Against Shame, the guardian of our lost inheritance, most of us are only equipped with Denial. The mechanics of Denial are simple: ‘I will not see what I cannot bear to see.’
Shame is perhaps the most unbearable experience in the emotional watershed. The fundamental ‘I am not OK as I am’ that we learned as children when what was so natural and authentically expressed was met by the Mother/Father Gods with fear, scorn, rage, and threats instead of empathy, compassion, acceptance, and trust.
The only way to see into that darkness is by the light of Love and Compassion. All the parts of ourselves that we cannot meet with Compassion will remain invisible to us to that degree.
All the parts that our heart has not yet grown large enough to encompass will remain orphaned from the waking sense of self, inevitably expressing themselves in unconscious behaviors. The empaths in our lives will feel, and the clear-sighted around us will see, what we cannot. Our intimate partners will meet the orphaned parts over and over--often with confusion--often ill equipped to embrace the Shadows that we project upon them.

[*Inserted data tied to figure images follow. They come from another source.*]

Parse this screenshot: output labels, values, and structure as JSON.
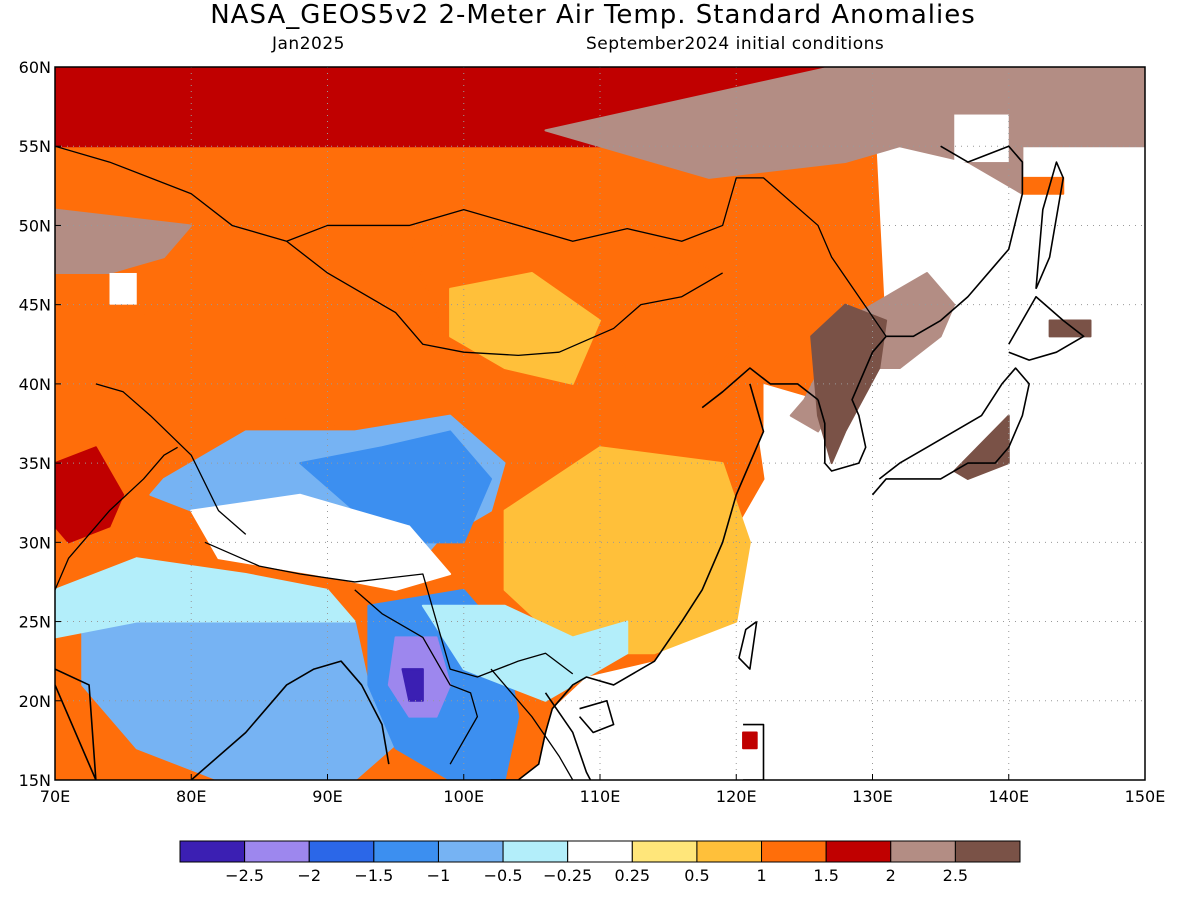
{
  "title": "NASA_GEOS5v2 2-Meter Air Temp. Standard Anomalies",
  "subtitle_left": "Jan2025",
  "subtitle_right": "September2024 initial conditions",
  "map": {
    "lon_range": [
      70,
      150
    ],
    "lat_range": [
      15,
      60
    ],
    "lon_ticks": [
      "70E",
      "80E",
      "90E",
      "100E",
      "110E",
      "120E",
      "130E",
      "140E",
      "150E"
    ],
    "lat_ticks": [
      "15N",
      "20N",
      "25N",
      "30N",
      "35N",
      "40N",
      "45N",
      "50N",
      "55N",
      "60N"
    ],
    "grid": true
  },
  "colorbar": {
    "colors": [
      "#3b1fb3",
      "#9d87ee",
      "#2b67e8",
      "#3c8ff0",
      "#76b3f3",
      "#b3eefa",
      "#ffffff",
      "#ffe67a",
      "#ffc03a",
      "#ff6e0a",
      "#c00000",
      "#b38d84",
      "#7a5247"
    ],
    "labels": [
      "-2.5",
      "-2",
      "-1.5",
      "-1",
      "-0.5",
      "-0.25",
      "0.25",
      "0.5",
      "1",
      "1.5",
      "2",
      "2.5"
    ]
  },
  "regions": [
    {
      "name": "far-north-warm",
      "cat": 10,
      "lon": [
        70,
        130,
        127,
        126,
        110,
        95,
        88,
        80,
        78,
        70
      ],
      "lat": [
        60,
        60,
        57.5,
        56,
        55,
        55,
        55,
        55,
        55,
        55
      ]
    },
    {
      "name": "northwest-cold-brown",
      "cat": 11,
      "lon": [
        70,
        80,
        78,
        74,
        70
      ],
      "lat": [
        51,
        50,
        48,
        47,
        47
      ]
    },
    {
      "name": "ne-brown-plateau",
      "cat": 11,
      "lon": [
        106,
        127,
        150,
        150,
        144,
        141,
        141,
        137,
        132,
        128,
        118
      ],
      "lat": [
        56,
        60,
        60,
        55,
        55,
        55,
        52,
        54,
        55,
        54,
        53
      ]
    },
    {
      "name": "manchuria-brown",
      "cat": 11,
      "lon": [
        125,
        128,
        134,
        136,
        135,
        132,
        129,
        126,
        124
      ],
      "lat": [
        39,
        44,
        47,
        45,
        43,
        41,
        41,
        37,
        38
      ]
    },
    {
      "name": "korea-dark-brown",
      "cat": 12,
      "lon": [
        125.5,
        128,
        131,
        130.5,
        128,
        127,
        126
      ],
      "lat": [
        43,
        45,
        44,
        41,
        37,
        35,
        38
      ]
    },
    {
      "name": "japan-dark-brown",
      "cat": 12,
      "lon": [
        136,
        140,
        140,
        137
      ],
      "lat": [
        34.5,
        38,
        35,
        34
      ]
    },
    {
      "name": "mongolia-orange",
      "cat": 9,
      "lon": [
        96,
        104,
        113,
        119,
        121,
        117,
        112,
        105,
        99
      ],
      "lat": [
        49,
        50,
        49,
        47,
        43,
        40,
        38,
        39,
        42
      ]
    },
    {
      "name": "central-asia-orange",
      "cat": 9,
      "lon": [
        70,
        85,
        94,
        103,
        108,
        112,
        112,
        103,
        94,
        86,
        78,
        72,
        70
      ],
      "lat": [
        44,
        45,
        44,
        42,
        44,
        41,
        36,
        35,
        37,
        38,
        38,
        38,
        38
      ]
    },
    {
      "name": "east-china-orange",
      "cat": 9,
      "lon": [
        110,
        121,
        122,
        120,
        117,
        113,
        110
      ],
      "lat": [
        40,
        40,
        34,
        31,
        30,
        30,
        33
      ]
    },
    {
      "name": "south-china-yellow",
      "cat": 8,
      "lon": [
        103,
        110,
        119,
        121,
        120,
        114,
        108,
        103
      ],
      "lat": [
        32,
        36,
        35,
        30,
        25,
        23,
        23,
        27
      ]
    },
    {
      "name": "mongolia-light",
      "cat": 8,
      "lon": [
        99,
        105,
        110,
        108,
        103,
        99
      ],
      "lat": [
        46,
        47,
        44,
        40,
        41,
        43
      ]
    },
    {
      "name": "tibet-cold",
      "cat": 4,
      "lon": [
        78,
        84,
        92,
        99,
        103,
        102,
        98,
        96,
        91,
        86,
        80,
        77
      ],
      "lat": [
        34,
        37,
        37,
        38,
        35,
        32,
        30,
        28,
        29,
        31,
        32,
        33
      ]
    },
    {
      "name": "tibet-deep-cold",
      "cat": 3,
      "lon": [
        88,
        94,
        99,
        102,
        100,
        96,
        92
      ],
      "lat": [
        35,
        36,
        37,
        34,
        30,
        30,
        32
      ]
    },
    {
      "name": "himalaya-white",
      "cat": 6,
      "lon": [
        80,
        88,
        96,
        99,
        95,
        89,
        82
      ],
      "lat": [
        32,
        33,
        31,
        28,
        27,
        28,
        29
      ]
    },
    {
      "name": "india-cold",
      "cat": 4,
      "lon": [
        72,
        80,
        88,
        92,
        93,
        96,
        92,
        88,
        82,
        76,
        72
      ],
      "lat": [
        25,
        27,
        27,
        25,
        21,
        18,
        15,
        15,
        15,
        17,
        21
      ]
    },
    {
      "name": "india-light",
      "cat": 5,
      "lon": [
        70,
        76,
        84,
        90,
        92,
        82,
        76,
        70
      ],
      "lat": [
        27,
        29,
        28,
        27,
        25,
        25,
        25,
        24
      ]
    },
    {
      "name": "se-asia-cold",
      "cat": 3,
      "lon": [
        93,
        100,
        103,
        104,
        103,
        99,
        95,
        93
      ],
      "lat": [
        26,
        27,
        24,
        19,
        15,
        15,
        17,
        21
      ]
    },
    {
      "name": "myanmar-violet",
      "cat": 1,
      "lon": [
        95,
        98,
        99,
        98,
        96,
        94.5
      ],
      "lat": [
        24,
        24,
        21,
        19,
        19,
        21
      ]
    },
    {
      "name": "myanmar-indigo",
      "cat": 0,
      "lon": [
        95.5,
        97,
        97,
        96
      ],
      "lat": [
        22,
        22,
        20,
        20
      ]
    },
    {
      "name": "south-lightblue",
      "cat": 5,
      "lon": [
        97,
        103,
        108,
        112,
        112,
        106,
        100
      ],
      "lat": [
        26,
        26,
        24,
        25,
        23,
        20,
        22
      ]
    },
    {
      "name": "pakistan-red",
      "cat": 10,
      "lon": [
        70,
        73,
        75,
        74,
        71,
        70
      ],
      "lat": [
        35,
        36,
        33,
        31,
        30,
        31
      ]
    },
    {
      "name": "taiwan-red",
      "cat": 10,
      "lon": [
        120.5,
        121.5,
        121.5,
        120.5
      ],
      "lat": [
        18,
        18,
        17,
        17
      ]
    },
    {
      "name": "sakhalin-orange",
      "cat": 9,
      "lon": [
        141,
        144,
        144,
        141
      ],
      "lat": [
        53,
        53,
        52,
        52
      ]
    },
    {
      "name": "hokkaido-brown",
      "cat": 12,
      "lon": [
        143,
        146,
        146,
        143
      ],
      "lat": [
        44,
        44,
        43,
        43
      ]
    }
  ],
  "no_data_boxes": [
    {
      "name": "nodata-lake-balkhash",
      "lon": [
        74,
        76
      ],
      "lat": [
        45,
        47
      ]
    },
    {
      "name": "nodata-manchuria",
      "lon": [
        136,
        140
      ],
      "lat": [
        54,
        57
      ]
    }
  ],
  "coastlines": [
    {
      "name": "china-coast",
      "lon": [
        121,
        122,
        121,
        120,
        119,
        117.5,
        116,
        114,
        111,
        109,
        108,
        106.5,
        106,
        105.5,
        104
      ],
      "lat": [
        40,
        37,
        35,
        33,
        30,
        27,
        25,
        22.5,
        21,
        21.5,
        21,
        19.5,
        18,
        16,
        15
      ]
    },
    {
      "name": "bohai-coast",
      "lon": [
        117.5,
        119,
        121,
        122.5,
        124.5,
        126
      ],
      "lat": [
        38.5,
        39.5,
        41,
        40,
        40,
        39
      ]
    },
    {
      "name": "korea-coast",
      "lon": [
        126,
        126.5,
        126.5,
        127,
        129,
        129.5,
        129,
        128.5,
        130,
        131
      ],
      "lat": [
        39,
        37.5,
        35,
        34.5,
        35,
        36,
        38,
        39,
        42,
        43
      ]
    },
    {
      "name": "russia-coast",
      "lon": [
        131,
        133,
        135,
        137,
        139,
        140,
        141,
        141,
        140,
        137,
        135
      ],
      "lat": [
        43,
        43,
        44,
        45.5,
        47.5,
        48.5,
        52,
        54,
        55,
        54,
        55
      ]
    },
    {
      "name": "honshu",
      "lon": [
        130,
        131,
        133,
        135,
        137,
        139,
        140,
        141,
        141.5,
        140.5,
        139.5,
        138,
        136,
        134,
        132,
        130.5
      ],
      "lat": [
        33,
        34,
        34,
        34,
        35,
        35,
        36,
        38,
        40,
        41,
        40,
        38,
        37,
        36,
        35,
        34
      ]
    },
    {
      "name": "hokkaido",
      "lon": [
        140,
        141.5,
        143.5,
        145.5,
        144,
        142,
        140
      ],
      "lat": [
        42,
        41.5,
        42,
        43,
        44,
        45.5,
        42.5
      ]
    },
    {
      "name": "sakhalin",
      "lon": [
        142,
        143,
        144,
        143.5,
        142.5,
        142
      ],
      "lat": [
        46,
        48,
        53,
        54,
        51,
        46
      ]
    },
    {
      "name": "taiwan",
      "lon": [
        121.5,
        121,
        120.2,
        120.7,
        121.5
      ],
      "lat": [
        25,
        22,
        22.7,
        24.5,
        25
      ]
    },
    {
      "name": "hainan",
      "lon": [
        108.5,
        110.5,
        111,
        109.5,
        108.5
      ],
      "lat": [
        19.5,
        20,
        18.5,
        18,
        19
      ]
    },
    {
      "name": "luzon",
      "lon": [
        120.5,
        122,
        122,
        120.5
      ],
      "lat": [
        18.5,
        18.5,
        15,
        15
      ]
    },
    {
      "name": "india-west",
      "lon": [
        70,
        72.5,
        73,
        70
      ],
      "lat": [
        22,
        21,
        15,
        21
      ]
    },
    {
      "name": "bay-of-bengal",
      "lon": [
        80,
        84,
        87,
        89,
        91,
        92.5,
        94,
        94.5
      ],
      "lat": [
        15,
        18,
        21,
        22,
        22.5,
        21,
        18.5,
        16
      ]
    },
    {
      "name": "vietnam-coast",
      "lon": [
        106,
        108,
        109,
        109.3
      ],
      "lat": [
        20.5,
        18,
        15.5,
        15
      ]
    },
    {
      "name": "thai-gulf",
      "lon": [
        100,
        100.5,
        102,
        104
      ],
      "lat": [
        15,
        13.5,
        15,
        15
      ]
    }
  ],
  "borders": [
    {
      "name": "russia-china-kaz",
      "lon": [
        70,
        74,
        80,
        83,
        87,
        90,
        96,
        100,
        108,
        112,
        116,
        119,
        120,
        122,
        126,
        127,
        131
      ],
      "lat": [
        55,
        54,
        52,
        50,
        49,
        50,
        50,
        51,
        49,
        49.8,
        49,
        50,
        53,
        53,
        50,
        48,
        43
      ]
    },
    {
      "name": "mongolia-south",
      "lon": [
        87,
        90,
        95,
        97,
        100,
        104,
        107,
        111,
        113,
        116,
        118,
        119
      ],
      "lat": [
        49,
        47,
        44.5,
        42.5,
        42,
        41.8,
        42,
        43.5,
        45,
        45.5,
        46.5,
        47
      ]
    },
    {
      "name": "china-west",
      "lon": [
        73,
        75,
        77,
        80,
        82,
        84
      ],
      "lat": [
        40,
        39.5,
        38,
        35.5,
        32,
        30.5
      ]
    },
    {
      "name": "china-south",
      "lon": [
        81,
        85,
        88,
        92,
        97,
        99,
        101,
        104,
        106,
        108
      ],
      "lat": [
        30,
        28.5,
        28,
        27.5,
        28,
        22,
        21.5,
        22.5,
        23,
        21.7
      ]
    },
    {
      "name": "india-border",
      "lon": [
        70,
        71,
        74,
        76.5,
        78,
        79
      ],
      "lat": [
        27,
        29,
        32,
        34,
        35.5,
        36
      ]
    },
    {
      "name": "myanmar-border",
      "lon": [
        92,
        94,
        97,
        99,
        100.5,
        101,
        99
      ],
      "lat": [
        27,
        25.5,
        24,
        21,
        20.5,
        19,
        16
      ]
    },
    {
      "name": "laos-vietnam",
      "lon": [
        102,
        103.5,
        105,
        107,
        108
      ],
      "lat": [
        22,
        20.5,
        19,
        16.5,
        15
      ]
    }
  ]
}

Until we cultivate the capacity to meet the unlovable, unacceptable parts with Compassion, which eventually blossoms into Love, we remain blind and estranged from our wholeness.
But even Compassion is not enough.
Paradoxically, Grief finishes the alchemical work that Compassion makes possible. Where Compassion says, ‘hello,' to the huddled prisoners of our Shame, Grief says, ‘goodbye, and thank you.’ The soft belly of our grieving is what transforms the Shame into Love.
Allowing the waters of profound sadness to envelop us as we face all that has been lost, we are washed and renewed. Unburdened of the past, that can only be set free by our authentic Grief, we cross the threshold of our sorrow into the wide open living mystery of the Present.